Disons-le, si les membres du Gouvernement ont d’emblée joué le jeu, si les groupes politiques se sont prêtés à un exercice de consensus assez peu habituel, nous avons senti la présence, face à nous, une force considérable, qui tend grosso modo à faire la pluie et le beau temps en matière de réglementation : je veux parler de l’inertie de la technostructure. Celle-ci est le plus souvent compétente, parfois brillante, mais elle est surtout toujours conservatrice.

Il ne s’agit pas de ce conservatisme qu’un sénateur comme moi pourrait assumer, tendant à protéger, à garantir, à assurer la stabilité de la société et de ses valeurs. C’est un conservatisme qui est avant tout refus de bouger, mais aussi refus de considérer la réalité du terrain telle que nous, élus, la voyons au quotidien.

À un moment donné, nous avons failli baisser les bras. La simplification, c’est d’abord une première étape pleine d’enthousiasme, où l’on se dit naïvement que l’on va lever les entraves bien connues au dynamisme de nos territoires, puis une deuxième étape, plus morne, où l’on se trouve accablé par les multiples obstacles que les uns et les autres accumulent pour vous démontrer que rien n’est possible et qu’il faut renoncer. Vous devez avoir éprouvé ce sentiment, madame la ministre…

Cependant, nous n’avons pas renoncé, parce que Marc Daunis et moi nous sommes mutuellement soutenus, au-delà du clivage partisan : nous étions deux à vivre les mêmes réalités de terrain.

Nous n’avons pas renoncé parce que nous avons été soutenus par nos collègues du groupe de travail, toutes sensibilités politiques confondues, en particulier par son président, Rémy Pointereau.

Nous n’avons pas renoncé parce que nous étions comptables de notre réussite devant le président du Sénat et le Sénat tout entier, dont j’ai la faiblesse de croire qu’il doit être l’institution nationale au cœur de la simplification.

Nous n’avons pas renoncé parce que les quatre-vingt-dix-neuf personnalités que nous avons auditionnées, représentant le monde professionnel, le monde associatif, les différents services de l’État et les juridictions administratives, ont conforté notre volonté de répondre aux élus de terrain.

Nous n’avons pas renoncé parce que, au cours de ces auditions, nous avons senti des résistances qui retardaient de façon déraisonnable la mise en œuvre, notamment, d’une centaine de zones d’aménagement concerté, ou ZAC, pourtant nécessaires au développement de nos territoires, de leur économie et de l’emploi.

Nous n’avons pas renoncé parce que nous avons été rassurés quant aux thèmes ciblés dans le texte et analysés au travers de l’étude d’impact produite par le Sénat.
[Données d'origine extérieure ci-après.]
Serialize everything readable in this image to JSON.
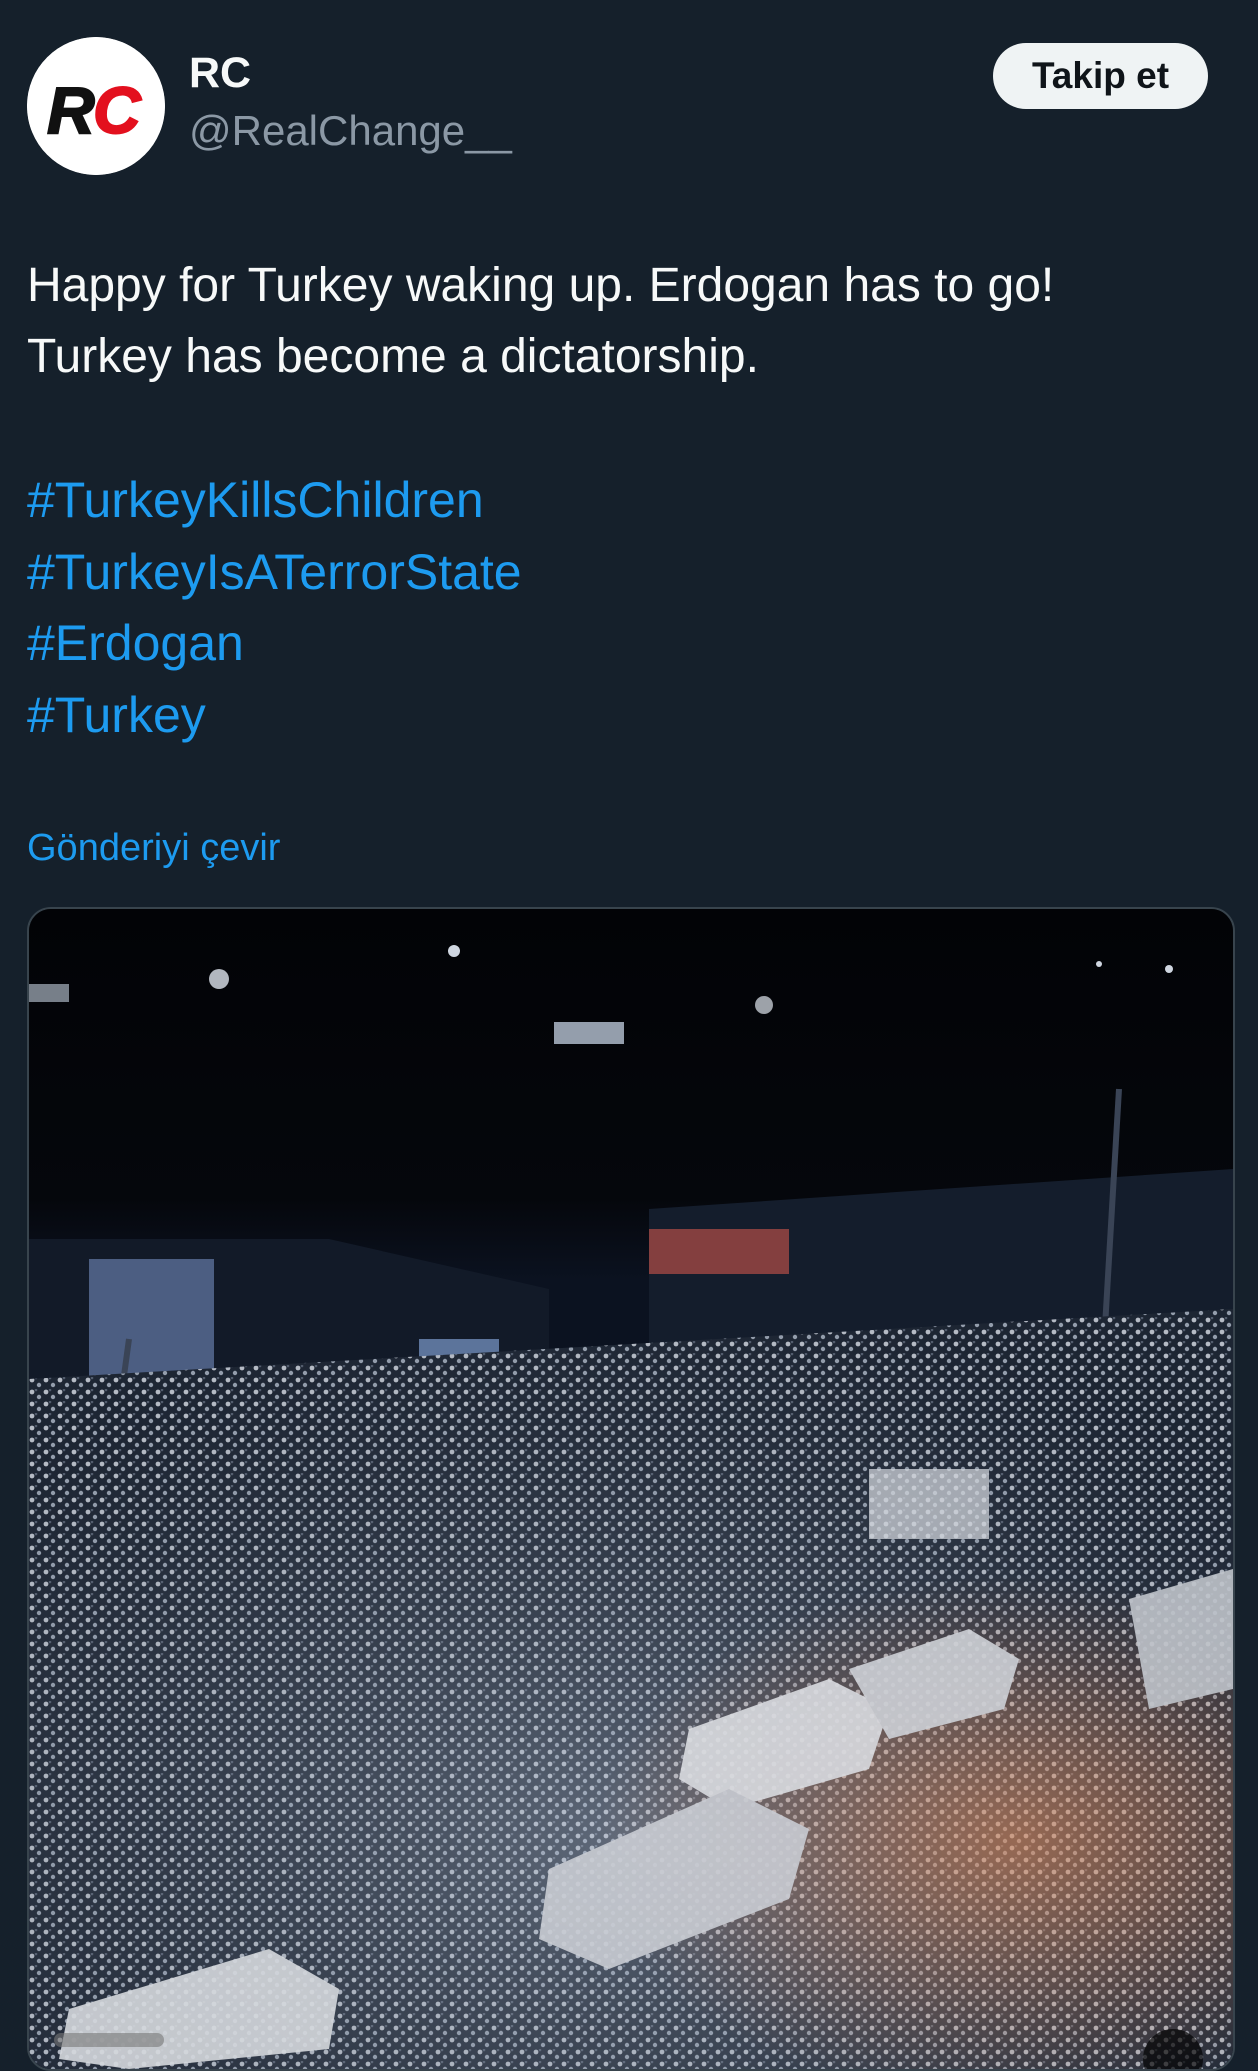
{
  "user": {
    "avatar_text": "RC",
    "display_name": "RC",
    "handle": "@RealChange__"
  },
  "follow_button_label": "Takip et",
  "tweet": {
    "text_lines": [
      "Happy for Turkey waking up. Erdogan has to go!",
      "Turkey has become a dictatorship."
    ],
    "hashtags": [
      "#TurkeyKillsChildren",
      "#TurkeyIsATerrorState",
      "#Erdogan",
      "#Turkey"
    ],
    "translate_label": "Gönderiyi çevir"
  },
  "media": {
    "type": "video",
    "description_icon": "crowd-night-photo"
  },
  "colors": {
    "background": "#15202b",
    "text": "#f7f9f9",
    "secondary_text": "#8b98a5",
    "link": "#1d9bf0",
    "button_bg": "#eff3f4",
    "avatar_red": "#e3101e"
  }
}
Je remercie M. le président du Sénat d’avoir dégagé les crédits nécessaires à la réalisation de cette dernière, qui a grandement facilité notre tâche.

Nous n’avons pas renoncé, enfin et surtout, parce que les 11 000 élus nous ayant répondu dans le cadre de la consultation nationale que nous avons organisée nous ont dit, nous ont crié : « Nous n’en pouvons plus ! Aidez-nous ! Faites quelque chose, vous qui prétendez nous représenter ! »

Nous avons donc agi, et le fruit de cette action est la proposition de loi que le Sénat examine cet après-midi. Nous ne prétendons pas qu’elle est parfaite, mais nous demandons que ses différents articles soient pris au sérieux, car tous ont été inspirés par le désarroi des élus et des situations intolérables.

Voulons-nous en finir avec le scandale des délais de jugement en général, et en matière d’urbanisme en particulier ? Si oui, votons les articles 1er et 2 de ce texte, quitte à les améliorer. Mais ne faisons pas comme si de rien n’était, comme si l’on pouvait encore exiger des acteurs économiques et de nos concitoyens qu’ils attendent quatre ans et demi en moyenne pour voir leur affaire jugée !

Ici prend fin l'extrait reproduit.